A bill that creates a task force to evaluate Common Core education standards in South Dakota is headed for the Senate floor. A Senate committee passes the measure to the full body, but some lawmakers have reservations. Those questions center on the timing of the review, its content, and potential for a polarized council.
Members of the state Senate Education committee tackle their first piece of legislation in Senate Bill 62. The initiative creates a panel to evaluate and review the effectiveness of the Common Core in South Dakota.
State Senator Ernie Otten says a comprehensive review of Common Core would provide facts to determine whether the system is enhancing education.
"One of the things that I found also within this conversation that is going on in South Dakota is that there is no conversation. We are talking at each other and normally with great passion. That has to stop," Otten says. "We have to find a way in which we can actually communicate to one another, talk to one another, and find something that we can anchor ourselves around, and that is data."
Otten says facts determined over time can clarify the Common Core’s impact. He says South Dakota doesn’t have that information right now.
Senate Bill 62 meets some opposition. Mark Chase with the South Dakota Family Policy Council says a task force seeking public input on Common Core Standards is likely to find people commenting on curriculum, not the actual educational rubric.

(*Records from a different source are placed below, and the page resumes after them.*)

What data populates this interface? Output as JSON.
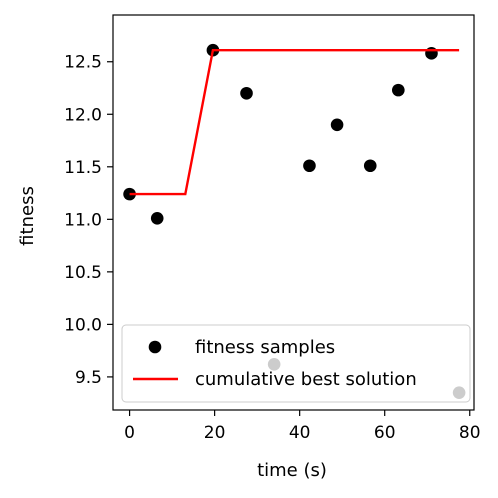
{
  "chart_data": {
    "type": "scatter",
    "xlabel": "time (s)",
    "ylabel": "fitness",
    "xlim": [
      -3.9,
      81.0
    ],
    "ylim": [
      9.185,
      12.945
    ],
    "x_ticks": [
      0,
      20,
      40,
      60,
      80
    ],
    "x_tick_labels": [
      "0",
      "20",
      "40",
      "60",
      "80"
    ],
    "y_ticks": [
      9.5,
      10.0,
      10.5,
      11.0,
      11.5,
      12.0,
      12.5
    ],
    "y_tick_labels": [
      "9.5",
      "10.0",
      "10.5",
      "11.0",
      "11.5",
      "12.0",
      "12.5"
    ],
    "grid": false,
    "legend_position": "lower-left",
    "series": [
      {
        "name": "fitness samples",
        "kind": "scatter",
        "color": "#000000",
        "points": [
          {
            "x": 0.0,
            "y": 11.24
          },
          {
            "x": 6.5,
            "y": 11.01
          },
          {
            "x": 19.6,
            "y": 12.61
          },
          {
            "x": 27.5,
            "y": 12.2
          },
          {
            "x": 34.0,
            "y": 9.62
          },
          {
            "x": 42.3,
            "y": 11.51
          },
          {
            "x": 48.8,
            "y": 11.9
          },
          {
            "x": 56.6,
            "y": 11.51
          },
          {
            "x": 63.2,
            "y": 12.23
          },
          {
            "x": 71.0,
            "y": 12.58
          },
          {
            "x": 77.5,
            "y": 9.35
          }
        ]
      },
      {
        "name": "cumulative best solution",
        "kind": "line",
        "color": "#ff0000",
        "points": [
          {
            "x": 0.0,
            "y": 11.24
          },
          {
            "x": 13.1,
            "y": 11.24
          },
          {
            "x": 19.6,
            "y": 12.61
          },
          {
            "x": 77.5,
            "y": 12.61
          }
        ]
      }
    ]
  }
}
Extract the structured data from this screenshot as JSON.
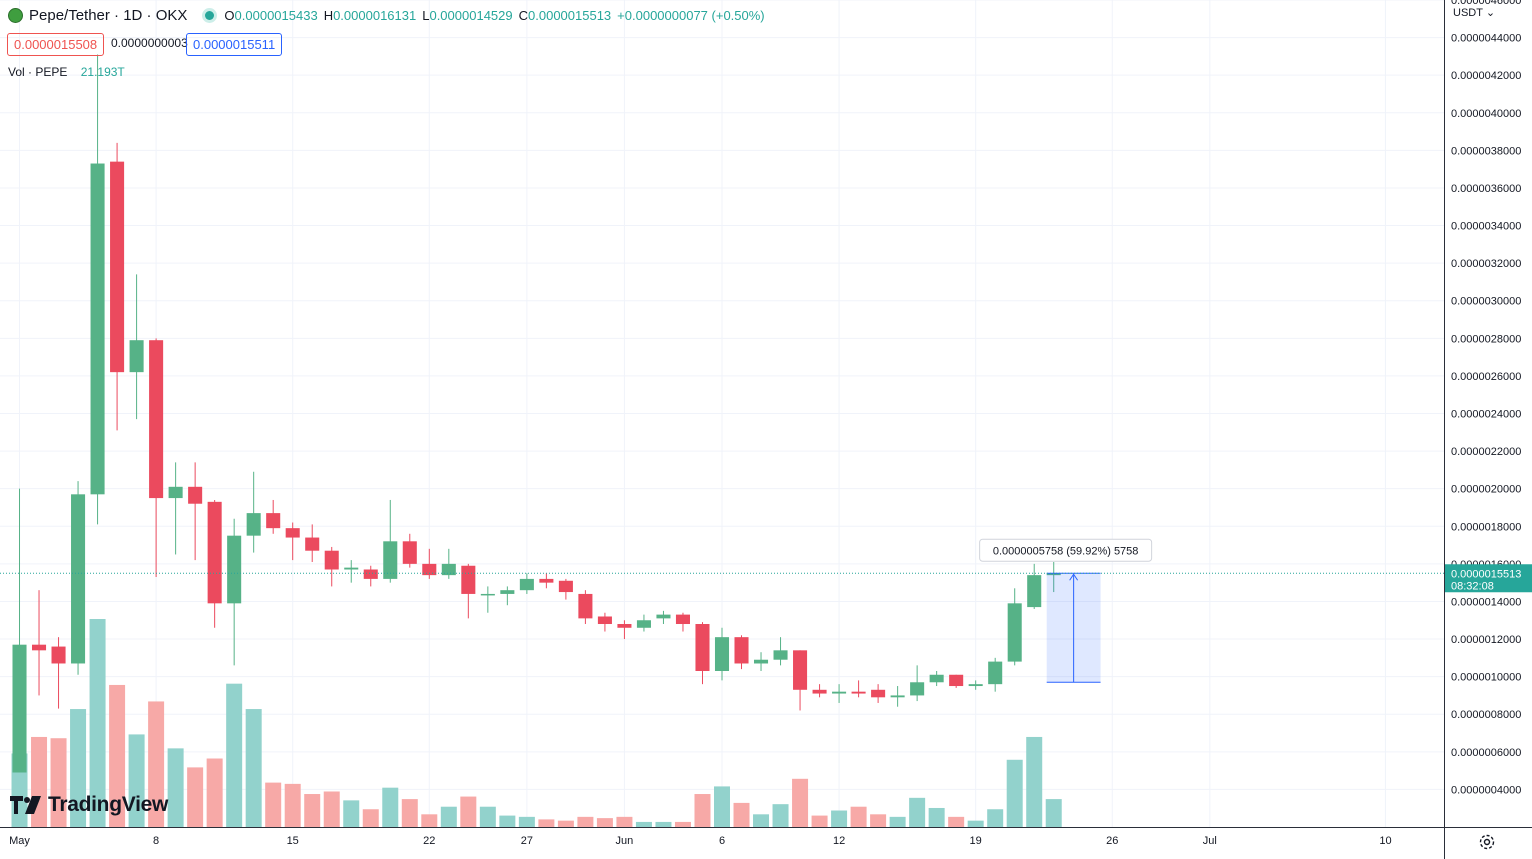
{
  "header": {
    "symbol": "Pepe/Tether · 1D · OKX",
    "o_label": "O",
    "o_value": "0.0000015433",
    "h_label": "H",
    "h_value": "0.0000016131",
    "l_label": "L",
    "l_value": "0.0000014529",
    "c_label": "C",
    "c_value": "0.0000015513",
    "change": "+0.0000000077 (+0.50%)"
  },
  "price_boxes": {
    "sell": "0.0000015508",
    "spread": "0.0000000003",
    "buy": "0.0000015511"
  },
  "volume_row": {
    "label": "Vol · PEPE",
    "value": "21.193T"
  },
  "currency": "USDT",
  "brand": "TradingView",
  "colors": {
    "up": "#26a69a",
    "down": "#ef5350",
    "candle_up": "#56b287",
    "candle_down": "#eb4a5e",
    "vol_up": "#92d2cc",
    "vol_down": "#f7a9a7"
  },
  "chart_data": {
    "type": "candlestick",
    "title": "Pepe/Tether · 1D · OKX",
    "y_axis": {
      "ylim": [
        2e-07,
        4.6e-06
      ],
      "tick_labels": [
        "0.0000004000",
        "0.0000006000",
        "0.0000008000",
        "0.0000010000",
        "0.0000012000",
        "0.0000014000",
        "0.0000016000",
        "0.0000018000",
        "0.0000020000",
        "0.0000022000",
        "0.0000024000",
        "0.0000026000",
        "0.0000028000",
        "0.0000030000",
        "0.0000032000",
        "0.0000034000",
        "0.0000036000",
        "0.0000038000",
        "0.0000040000",
        "0.0000042000",
        "0.0000044000",
        "0.0000046000"
      ]
    },
    "x_axis": {
      "start_date": "2023-04-30",
      "end_date": "2023-07-13",
      "tick_labels": [
        {
          "date": "2023-05-01",
          "label": "May"
        },
        {
          "date": "2023-05-08",
          "label": "8"
        },
        {
          "date": "2023-05-15",
          "label": "15"
        },
        {
          "date": "2023-05-22",
          "label": "22"
        },
        {
          "date": "2023-05-27",
          "label": "27"
        },
        {
          "date": "2023-06-01",
          "label": "Jun"
        },
        {
          "date": "2023-06-06",
          "label": "6"
        },
        {
          "date": "2023-06-12",
          "label": "12"
        },
        {
          "date": "2023-06-19",
          "label": "19"
        },
        {
          "date": "2023-06-26",
          "label": "26"
        },
        {
          "date": "2023-07-01",
          "label": "Jul"
        },
        {
          "date": "2023-07-10",
          "label": "10"
        }
      ]
    },
    "grid": true,
    "candles": [
      {
        "date": "2023-05-01",
        "open": 4.9e-07,
        "high": 2e-06,
        "low": 4.9e-07,
        "close": 1.17e-06,
        "volume": 0.58
      },
      {
        "date": "2023-05-02",
        "open": 1.17e-06,
        "high": 1.46e-06,
        "low": 9e-07,
        "close": 1.14e-06,
        "volume": 0.71
      },
      {
        "date": "2023-05-03",
        "open": 1.16e-06,
        "high": 1.21e-06,
        "low": 8.3e-07,
        "close": 1.07e-06,
        "volume": 0.7
      },
      {
        "date": "2023-05-04",
        "open": 1.07e-06,
        "high": 2.04e-06,
        "low": 1.01e-06,
        "close": 1.97e-06,
        "volume": 0.93
      },
      {
        "date": "2023-05-05",
        "open": 1.97e-06,
        "high": 4.31e-06,
        "low": 1.81e-06,
        "close": 3.73e-06,
        "volume": 1.64
      },
      {
        "date": "2023-05-06",
        "open": 3.74e-06,
        "high": 3.84e-06,
        "low": 2.31e-06,
        "close": 2.62e-06,
        "volume": 1.12
      },
      {
        "date": "2023-05-07",
        "open": 2.62e-06,
        "high": 3.14e-06,
        "low": 2.37e-06,
        "close": 2.79e-06,
        "volume": 0.73
      },
      {
        "date": "2023-05-08",
        "open": 2.79e-06,
        "high": 2.8e-06,
        "low": 1.53e-06,
        "close": 1.95e-06,
        "volume": 0.99
      },
      {
        "date": "2023-05-09",
        "open": 1.95e-06,
        "high": 2.14e-06,
        "low": 1.65e-06,
        "close": 2.01e-06,
        "volume": 0.62
      },
      {
        "date": "2023-05-10",
        "open": 2.01e-06,
        "high": 2.14e-06,
        "low": 1.62e-06,
        "close": 1.92e-06,
        "volume": 0.47
      },
      {
        "date": "2023-05-11",
        "open": 1.93e-06,
        "high": 1.94e-06,
        "low": 1.26e-06,
        "close": 1.39e-06,
        "volume": 0.54
      },
      {
        "date": "2023-05-12",
        "open": 1.39e-06,
        "high": 1.84e-06,
        "low": 1.06e-06,
        "close": 1.75e-06,
        "volume": 1.13
      },
      {
        "date": "2023-05-13",
        "open": 1.75e-06,
        "high": 2.09e-06,
        "low": 1.66e-06,
        "close": 1.87e-06,
        "volume": 0.93
      },
      {
        "date": "2023-05-14",
        "open": 1.87e-06,
        "high": 1.94e-06,
        "low": 1.76e-06,
        "close": 1.79e-06,
        "volume": 0.35
      },
      {
        "date": "2023-05-15",
        "open": 1.79e-06,
        "high": 1.82e-06,
        "low": 1.62e-06,
        "close": 1.74e-06,
        "volume": 0.34
      },
      {
        "date": "2023-05-16",
        "open": 1.74e-06,
        "high": 1.81e-06,
        "low": 1.61e-06,
        "close": 1.67e-06,
        "volume": 0.26
      },
      {
        "date": "2023-05-17",
        "open": 1.67e-06,
        "high": 1.69e-06,
        "low": 1.48e-06,
        "close": 1.57e-06,
        "volume": 0.28
      },
      {
        "date": "2023-05-18",
        "open": 1.57e-06,
        "high": 1.62e-06,
        "low": 1.5e-06,
        "close": 1.58e-06,
        "volume": 0.21
      },
      {
        "date": "2023-05-19",
        "open": 1.57e-06,
        "high": 1.59e-06,
        "low": 1.48e-06,
        "close": 1.52e-06,
        "volume": 0.14
      },
      {
        "date": "2023-05-20",
        "open": 1.52e-06,
        "high": 1.94e-06,
        "low": 1.5e-06,
        "close": 1.72e-06,
        "volume": 0.31
      },
      {
        "date": "2023-05-21",
        "open": 1.72e-06,
        "high": 1.76e-06,
        "low": 1.58e-06,
        "close": 1.6e-06,
        "volume": 0.22
      },
      {
        "date": "2023-05-22",
        "open": 1.6e-06,
        "high": 1.68e-06,
        "low": 1.52e-06,
        "close": 1.54e-06,
        "volume": 0.1
      },
      {
        "date": "2023-05-23",
        "open": 1.54e-06,
        "high": 1.68e-06,
        "low": 1.52e-06,
        "close": 1.6e-06,
        "volume": 0.16
      },
      {
        "date": "2023-05-24",
        "open": 1.59e-06,
        "high": 1.6e-06,
        "low": 1.31e-06,
        "close": 1.44e-06,
        "volume": 0.24
      },
      {
        "date": "2023-05-25",
        "open": 1.44e-06,
        "high": 1.48e-06,
        "low": 1.34e-06,
        "close": 1.44e-06,
        "volume": 0.16
      },
      {
        "date": "2023-05-26",
        "open": 1.44e-06,
        "high": 1.48e-06,
        "low": 1.38e-06,
        "close": 1.46e-06,
        "volume": 0.09
      },
      {
        "date": "2023-05-27",
        "open": 1.46e-06,
        "high": 1.55e-06,
        "low": 1.44e-06,
        "close": 1.52e-06,
        "volume": 0.08
      },
      {
        "date": "2023-05-28",
        "open": 1.52e-06,
        "high": 1.55e-06,
        "low": 1.47e-06,
        "close": 1.5e-06,
        "volume": 0.06
      },
      {
        "date": "2023-05-29",
        "open": 1.51e-06,
        "high": 1.52e-06,
        "low": 1.41e-06,
        "close": 1.45e-06,
        "volume": 0.05
      },
      {
        "date": "2023-05-30",
        "open": 1.44e-06,
        "high": 1.46e-06,
        "low": 1.28e-06,
        "close": 1.31e-06,
        "volume": 0.08
      },
      {
        "date": "2023-05-31",
        "open": 1.32e-06,
        "high": 1.34e-06,
        "low": 1.24e-06,
        "close": 1.28e-06,
        "volume": 0.07
      },
      {
        "date": "2023-06-01",
        "open": 1.28e-06,
        "high": 1.3e-06,
        "low": 1.2e-06,
        "close": 1.26e-06,
        "volume": 0.08
      },
      {
        "date": "2023-06-02",
        "open": 1.26e-06,
        "high": 1.33e-06,
        "low": 1.24e-06,
        "close": 1.3e-06,
        "volume": 0.04
      },
      {
        "date": "2023-06-03",
        "open": 1.31e-06,
        "high": 1.35e-06,
        "low": 1.28e-06,
        "close": 1.33e-06,
        "volume": 0.04
      },
      {
        "date": "2023-06-04",
        "open": 1.33e-06,
        "high": 1.34e-06,
        "low": 1.24e-06,
        "close": 1.28e-06,
        "volume": 0.04
      },
      {
        "date": "2023-06-05",
        "open": 1.28e-06,
        "high": 1.29e-06,
        "low": 9.6e-07,
        "close": 1.03e-06,
        "volume": 0.26
      },
      {
        "date": "2023-06-06",
        "open": 1.03e-06,
        "high": 1.26e-06,
        "low": 9.8e-07,
        "close": 1.21e-06,
        "volume": 0.32
      },
      {
        "date": "2023-06-07",
        "open": 1.21e-06,
        "high": 1.22e-06,
        "low": 1.04e-06,
        "close": 1.07e-06,
        "volume": 0.19
      },
      {
        "date": "2023-06-08",
        "open": 1.07e-06,
        "high": 1.13e-06,
        "low": 1.03e-06,
        "close": 1.09e-06,
        "volume": 0.1
      },
      {
        "date": "2023-06-09",
        "open": 1.09e-06,
        "high": 1.21e-06,
        "low": 1.06e-06,
        "close": 1.14e-06,
        "volume": 0.18
      },
      {
        "date": "2023-06-10",
        "open": 1.14e-06,
        "high": 1.14e-06,
        "low": 8.2e-07,
        "close": 9.3e-07,
        "volume": 0.38
      },
      {
        "date": "2023-06-11",
        "open": 9.3e-07,
        "high": 9.6e-07,
        "low": 8.9e-07,
        "close": 9.1e-07,
        "volume": 0.09
      },
      {
        "date": "2023-06-12",
        "open": 9.1e-07,
        "high": 9.6e-07,
        "low": 8.6e-07,
        "close": 9.2e-07,
        "volume": 0.13
      },
      {
        "date": "2023-06-13",
        "open": 9.2e-07,
        "high": 9.8e-07,
        "low": 8.9e-07,
        "close": 9.1e-07,
        "volume": 0.16
      },
      {
        "date": "2023-06-14",
        "open": 9.3e-07,
        "high": 9.6e-07,
        "low": 8.6e-07,
        "close": 8.9e-07,
        "volume": 0.1
      },
      {
        "date": "2023-06-15",
        "open": 8.9e-07,
        "high": 9.5e-07,
        "low": 8.4e-07,
        "close": 9e-07,
        "volume": 0.08
      },
      {
        "date": "2023-06-16",
        "open": 9e-07,
        "high": 1.06e-06,
        "low": 8.7e-07,
        "close": 9.7e-07,
        "volume": 0.23
      },
      {
        "date": "2023-06-17",
        "open": 9.7e-07,
        "high": 1.03e-06,
        "low": 9.5e-07,
        "close": 1.01e-06,
        "volume": 0.15
      },
      {
        "date": "2023-06-18",
        "open": 1.01e-06,
        "high": 1.01e-06,
        "low": 9.4e-07,
        "close": 9.5e-07,
        "volume": 0.08
      },
      {
        "date": "2023-06-19",
        "open": 9.5e-07,
        "high": 9.8e-07,
        "low": 9.3e-07,
        "close": 9.6e-07,
        "volume": 0.05
      },
      {
        "date": "2023-06-20",
        "open": 9.6e-07,
        "high": 1.1e-06,
        "low": 9.2e-07,
        "close": 1.08e-06,
        "volume": 0.14
      },
      {
        "date": "2023-06-21",
        "open": 1.08e-06,
        "high": 1.47e-06,
        "low": 1.06e-06,
        "close": 1.39e-06,
        "volume": 0.53
      },
      {
        "date": "2023-06-22",
        "open": 1.37e-06,
        "high": 1.6e-06,
        "low": 1.36e-06,
        "close": 1.54e-06,
        "volume": 0.71
      },
      {
        "date": "2023-06-23",
        "open": 1.54e-06,
        "high": 1.61e-06,
        "low": 1.45e-06,
        "close": 1.55e-06,
        "volume": 0.22
      }
    ],
    "volume_scale_max": 1.64,
    "last_price_label": "0.0000015513",
    "countdown": "08:32:08",
    "measure": {
      "from_date": "2023-06-23",
      "to_date": "2023-06-25",
      "from_price": 9.7e-07,
      "to_price": 1.55e-06,
      "label": "0.0000005758 (59.92%) 5758"
    }
  }
}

"Well, you see, the standards are the skeleton, and you need the muscle and the tendons and ligaments and the flesh, and that’s the curriculum. Then the assessment is the diagnostic tool to see how we’ve done. The standards don’t do the teaching," Chase says.
Chase calls the effort a waste of money. He says this sort of an examination should have been done before South Dakota started implementing the Common Core years ago.
Members of the Senate Education committee weigh concerns that the review is happening too late and that members of the panel won’t be unbiased. They also question the 100-thousand dollar rough appropriation in the bill.
Still, the committee sends Senate Bill 62 to the full Senate body with a vote of 5-2.